A lot of people make the argument that people are born a certain sexuality. Even after taking a class with me, many well meaning students are still employing this rhetoric. I know where my students are coming from on this—if you can naturalize a behavior/identity you can justify it. But the argument that queer people are born that way is problematic because it rests its claim on a problematic binary between natural and social while also reinforcing a colonialist, racist, classist, cissexist, sexist, ableist understanding of “nature”. It also reproduces a victim narrative—one can’t help it, they were born that way. That is not the affirming kind of way that I’d like to think about my sexuality.

The perpetuation of this discourse of being “born this way” is tied to a liberal politics, connected to groups like the Human Rights Campaign (HRC) and other groups interested in liberal reforms such as gay marriage. By trying to convince everyone that gayness is “natural” they can pursue rights for gays that conform to other normative ideals that have also been produced as “natural”, though none of them actually are. And there is a larger contradiction to this discourse: arguing for the naturalness of homo/bi/gay/lesbian sexuality ironically reinforces the idea that heterosexuality is always already natural. It therefore completely disregards sexuality as a political structure, institution or force and allows people to continue to think of sexuality as an individual depoliticized event.

Obviously, we must move away homophobia and from an understanding of sexuality through pathology and normalcy, and at first glance the “born this way” argument appears to be useful in fighting this. But it does so only by re-securing certain gays as natural normal citizens. How useful could this discourse be when it based upon the unchecked naturalness of heterosexuality? We must also ask, what kind of gays get to have their sexuality interpreted as natural and normal through this discourse? What kind of sex gets to be interpreted as natural and normal? Where are the limits drawn for whom will be placed at the margins? As long as people perpetuate the discourse of valuing and accepting “natural” sexual orientations, they will continue to push to the margins the racialized, classed, disabled and trans bodies that will never be understood as “natural” and are so obviously already pushed out by liberal organizations like HRC.

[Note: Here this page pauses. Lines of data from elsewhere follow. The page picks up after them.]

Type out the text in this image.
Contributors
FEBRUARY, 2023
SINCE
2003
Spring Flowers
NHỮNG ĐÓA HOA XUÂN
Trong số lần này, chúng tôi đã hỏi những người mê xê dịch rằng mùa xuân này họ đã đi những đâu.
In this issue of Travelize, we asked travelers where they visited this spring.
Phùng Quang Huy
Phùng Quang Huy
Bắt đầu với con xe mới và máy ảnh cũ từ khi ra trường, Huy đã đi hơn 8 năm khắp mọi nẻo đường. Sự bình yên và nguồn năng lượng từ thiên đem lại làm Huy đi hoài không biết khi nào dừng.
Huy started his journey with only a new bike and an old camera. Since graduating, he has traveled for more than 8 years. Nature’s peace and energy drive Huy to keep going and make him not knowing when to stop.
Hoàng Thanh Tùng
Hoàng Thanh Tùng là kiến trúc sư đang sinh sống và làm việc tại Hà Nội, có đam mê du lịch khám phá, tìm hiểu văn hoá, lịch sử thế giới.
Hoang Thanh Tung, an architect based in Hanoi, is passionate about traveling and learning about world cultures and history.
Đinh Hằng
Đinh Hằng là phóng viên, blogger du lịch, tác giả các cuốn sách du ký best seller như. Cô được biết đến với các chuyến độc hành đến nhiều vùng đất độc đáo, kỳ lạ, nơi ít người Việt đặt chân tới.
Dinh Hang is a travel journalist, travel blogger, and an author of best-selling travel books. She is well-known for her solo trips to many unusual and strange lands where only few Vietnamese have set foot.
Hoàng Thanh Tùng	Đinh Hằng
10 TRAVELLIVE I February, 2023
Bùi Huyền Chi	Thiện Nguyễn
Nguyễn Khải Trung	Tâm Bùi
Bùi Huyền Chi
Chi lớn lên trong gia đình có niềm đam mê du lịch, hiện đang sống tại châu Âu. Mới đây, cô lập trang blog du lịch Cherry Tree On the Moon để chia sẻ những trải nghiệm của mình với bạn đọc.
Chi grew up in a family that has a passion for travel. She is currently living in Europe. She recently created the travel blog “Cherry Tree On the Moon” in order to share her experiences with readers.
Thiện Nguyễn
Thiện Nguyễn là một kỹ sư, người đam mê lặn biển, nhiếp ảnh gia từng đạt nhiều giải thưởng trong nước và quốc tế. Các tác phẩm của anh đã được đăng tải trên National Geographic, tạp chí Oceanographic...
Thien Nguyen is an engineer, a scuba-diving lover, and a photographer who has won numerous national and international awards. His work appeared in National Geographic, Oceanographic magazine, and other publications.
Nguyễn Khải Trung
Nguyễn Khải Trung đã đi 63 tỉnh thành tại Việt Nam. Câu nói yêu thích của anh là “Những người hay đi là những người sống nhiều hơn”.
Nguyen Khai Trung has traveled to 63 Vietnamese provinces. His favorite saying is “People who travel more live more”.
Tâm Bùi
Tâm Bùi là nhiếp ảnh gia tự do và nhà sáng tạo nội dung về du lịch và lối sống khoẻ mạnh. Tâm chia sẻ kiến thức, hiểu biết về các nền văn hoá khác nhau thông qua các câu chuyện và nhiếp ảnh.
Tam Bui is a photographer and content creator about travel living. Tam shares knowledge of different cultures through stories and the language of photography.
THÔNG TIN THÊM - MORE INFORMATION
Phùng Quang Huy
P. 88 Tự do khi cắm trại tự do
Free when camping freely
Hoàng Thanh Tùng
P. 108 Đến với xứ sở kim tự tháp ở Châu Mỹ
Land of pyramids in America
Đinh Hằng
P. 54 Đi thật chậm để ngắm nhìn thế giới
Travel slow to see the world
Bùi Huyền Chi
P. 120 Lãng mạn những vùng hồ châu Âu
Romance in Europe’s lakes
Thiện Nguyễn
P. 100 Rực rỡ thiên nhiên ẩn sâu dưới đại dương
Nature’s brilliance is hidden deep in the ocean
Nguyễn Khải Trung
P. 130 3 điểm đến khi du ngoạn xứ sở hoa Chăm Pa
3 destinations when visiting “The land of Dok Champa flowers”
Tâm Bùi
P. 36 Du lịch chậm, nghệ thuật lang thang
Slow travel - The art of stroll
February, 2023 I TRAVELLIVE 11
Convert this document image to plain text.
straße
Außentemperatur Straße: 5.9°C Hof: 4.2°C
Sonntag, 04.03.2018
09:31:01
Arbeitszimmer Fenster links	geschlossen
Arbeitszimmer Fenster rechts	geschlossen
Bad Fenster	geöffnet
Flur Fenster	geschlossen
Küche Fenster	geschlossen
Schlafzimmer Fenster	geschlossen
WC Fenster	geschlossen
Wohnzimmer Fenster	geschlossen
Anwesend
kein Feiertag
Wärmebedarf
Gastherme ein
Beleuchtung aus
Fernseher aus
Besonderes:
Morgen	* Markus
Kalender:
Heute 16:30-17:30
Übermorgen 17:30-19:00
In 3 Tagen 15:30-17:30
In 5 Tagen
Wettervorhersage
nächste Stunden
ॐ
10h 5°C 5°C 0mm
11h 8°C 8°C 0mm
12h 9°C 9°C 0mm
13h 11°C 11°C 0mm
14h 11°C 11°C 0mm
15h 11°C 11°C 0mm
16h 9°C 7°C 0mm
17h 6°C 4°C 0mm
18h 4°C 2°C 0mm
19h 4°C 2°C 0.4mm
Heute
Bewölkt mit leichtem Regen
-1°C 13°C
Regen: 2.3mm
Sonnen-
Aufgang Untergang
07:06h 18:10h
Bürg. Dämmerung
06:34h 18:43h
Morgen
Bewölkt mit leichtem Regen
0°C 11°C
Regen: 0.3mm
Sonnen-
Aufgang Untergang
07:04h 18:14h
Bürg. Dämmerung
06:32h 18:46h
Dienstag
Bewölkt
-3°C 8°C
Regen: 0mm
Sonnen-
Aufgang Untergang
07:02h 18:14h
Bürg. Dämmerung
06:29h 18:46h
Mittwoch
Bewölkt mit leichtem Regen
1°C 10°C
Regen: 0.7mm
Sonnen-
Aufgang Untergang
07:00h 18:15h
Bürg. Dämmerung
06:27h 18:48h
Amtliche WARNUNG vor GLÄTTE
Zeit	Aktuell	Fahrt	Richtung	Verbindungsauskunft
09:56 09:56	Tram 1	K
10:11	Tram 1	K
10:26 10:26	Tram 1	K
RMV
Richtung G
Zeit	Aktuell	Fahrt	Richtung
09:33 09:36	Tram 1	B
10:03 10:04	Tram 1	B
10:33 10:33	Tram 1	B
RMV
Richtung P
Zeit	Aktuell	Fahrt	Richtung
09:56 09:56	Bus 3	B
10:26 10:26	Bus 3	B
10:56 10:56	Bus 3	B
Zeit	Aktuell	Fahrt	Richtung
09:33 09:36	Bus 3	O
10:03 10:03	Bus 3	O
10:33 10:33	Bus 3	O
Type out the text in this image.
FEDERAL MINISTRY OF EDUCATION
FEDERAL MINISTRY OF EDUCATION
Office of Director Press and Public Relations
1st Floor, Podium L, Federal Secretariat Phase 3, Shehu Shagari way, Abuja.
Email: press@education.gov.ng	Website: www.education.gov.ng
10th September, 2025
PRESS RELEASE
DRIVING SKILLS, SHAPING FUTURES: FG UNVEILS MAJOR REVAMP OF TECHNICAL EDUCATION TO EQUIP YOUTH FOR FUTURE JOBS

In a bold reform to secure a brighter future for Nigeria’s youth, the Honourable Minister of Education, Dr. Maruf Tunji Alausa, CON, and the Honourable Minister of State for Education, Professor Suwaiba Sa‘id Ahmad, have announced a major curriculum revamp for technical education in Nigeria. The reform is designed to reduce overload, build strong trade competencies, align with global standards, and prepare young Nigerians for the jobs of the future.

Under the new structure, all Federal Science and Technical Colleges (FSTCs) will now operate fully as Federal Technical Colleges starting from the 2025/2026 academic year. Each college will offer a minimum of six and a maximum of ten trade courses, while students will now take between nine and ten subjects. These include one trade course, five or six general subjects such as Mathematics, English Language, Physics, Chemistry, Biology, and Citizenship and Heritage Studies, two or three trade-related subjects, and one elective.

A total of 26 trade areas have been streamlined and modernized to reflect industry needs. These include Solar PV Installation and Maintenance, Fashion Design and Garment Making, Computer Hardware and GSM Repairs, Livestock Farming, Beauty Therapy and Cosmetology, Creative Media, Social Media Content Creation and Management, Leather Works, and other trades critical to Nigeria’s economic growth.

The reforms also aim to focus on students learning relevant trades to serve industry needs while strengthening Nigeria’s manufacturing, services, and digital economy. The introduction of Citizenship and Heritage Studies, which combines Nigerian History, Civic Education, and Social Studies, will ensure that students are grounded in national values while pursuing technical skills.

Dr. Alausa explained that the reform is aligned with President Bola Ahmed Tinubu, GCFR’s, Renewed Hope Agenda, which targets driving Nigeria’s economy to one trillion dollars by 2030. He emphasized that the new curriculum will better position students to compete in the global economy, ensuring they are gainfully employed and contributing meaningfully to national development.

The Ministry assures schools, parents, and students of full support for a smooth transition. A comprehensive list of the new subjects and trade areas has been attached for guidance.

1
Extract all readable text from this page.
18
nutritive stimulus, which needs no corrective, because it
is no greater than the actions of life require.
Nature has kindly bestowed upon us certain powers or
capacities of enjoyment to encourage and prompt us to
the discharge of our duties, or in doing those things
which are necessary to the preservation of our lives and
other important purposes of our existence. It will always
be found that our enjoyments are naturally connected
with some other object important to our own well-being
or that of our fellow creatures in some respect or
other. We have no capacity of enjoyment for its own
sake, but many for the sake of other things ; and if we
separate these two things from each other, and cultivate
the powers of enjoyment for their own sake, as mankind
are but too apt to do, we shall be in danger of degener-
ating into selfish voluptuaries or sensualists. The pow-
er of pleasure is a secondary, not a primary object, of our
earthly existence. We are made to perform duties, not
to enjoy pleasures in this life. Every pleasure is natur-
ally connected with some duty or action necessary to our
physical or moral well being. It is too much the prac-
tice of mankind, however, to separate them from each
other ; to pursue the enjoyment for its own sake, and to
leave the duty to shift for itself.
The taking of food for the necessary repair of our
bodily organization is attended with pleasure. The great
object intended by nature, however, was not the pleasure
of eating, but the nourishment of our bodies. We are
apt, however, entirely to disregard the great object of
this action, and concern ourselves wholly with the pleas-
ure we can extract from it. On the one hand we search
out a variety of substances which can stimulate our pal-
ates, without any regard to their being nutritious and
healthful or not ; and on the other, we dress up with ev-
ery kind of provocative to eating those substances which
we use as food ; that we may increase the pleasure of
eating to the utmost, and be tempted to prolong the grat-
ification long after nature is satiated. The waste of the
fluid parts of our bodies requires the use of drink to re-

What must happen, then, is to fight against participation in this discourse. As long as it remains necessary to reinforce some sexualities as natural, others will be produced as unnatural, and this is inextricably tied to other privileges. We need to reject this debate, and raise new questions and start new politics.

Although most mainstream LGBT politics subscribe to the rhetoric of being “born this way”, most queer theory deconstructs the naturalness of any sexuality—gay or straight or otherwise. Going back to Freud, any sexual object choice is a question worthy of investigation and no sexual object choice is without its social context—there is no innate instinct on either side. Sexual identity, especially cannot be understood as instinct or natural, as it is produced through discourse and language, and forms of epistemic violence—it could never be effectively argued to be “natural”. Sexuality, more broadly defined than identity, is socially produced through relations, and although materialized through bodies, that body need not be understood as natural either (I’ll save that for another blog post). Reducing sexuality to a natural orientation takes all the fun out of sexuality. Where is the space to understand sexuality as pleasure, desire, touch, feel, lust, pain, sweat, fantasy and tingles? As long as the discourse around sexuality remains situated in a “born this way” argument, society will never have an adequate understanding of sexuality that would allow us to fully experience our bodies through it and will continue to perpetuate heterosexuality as natural and central to human existence.

Readings on my mind:

Butler, Judith P. Gender Trouble: Tenth Anniversary Edition. Psychology Press, 1990. Print.

Deleuze, Gilles, and Felix Guattari. A Thousand Plateaus: Capitalism and Schizophrenia. 1st ed. Trans. Brian Massumi. University of Minnesota Press, 1987. Print.

Freud, Sigmund. Three Essays On The Theory Of Sexuality. Revised. Basic Books, 2000. Print.

Puar, Jasbir. “‘I Would Rather Be a Cyborg Than a Goddess’ Intersectionality, Assemblage, and Affective Politics.” Transversals (2011): Inventions.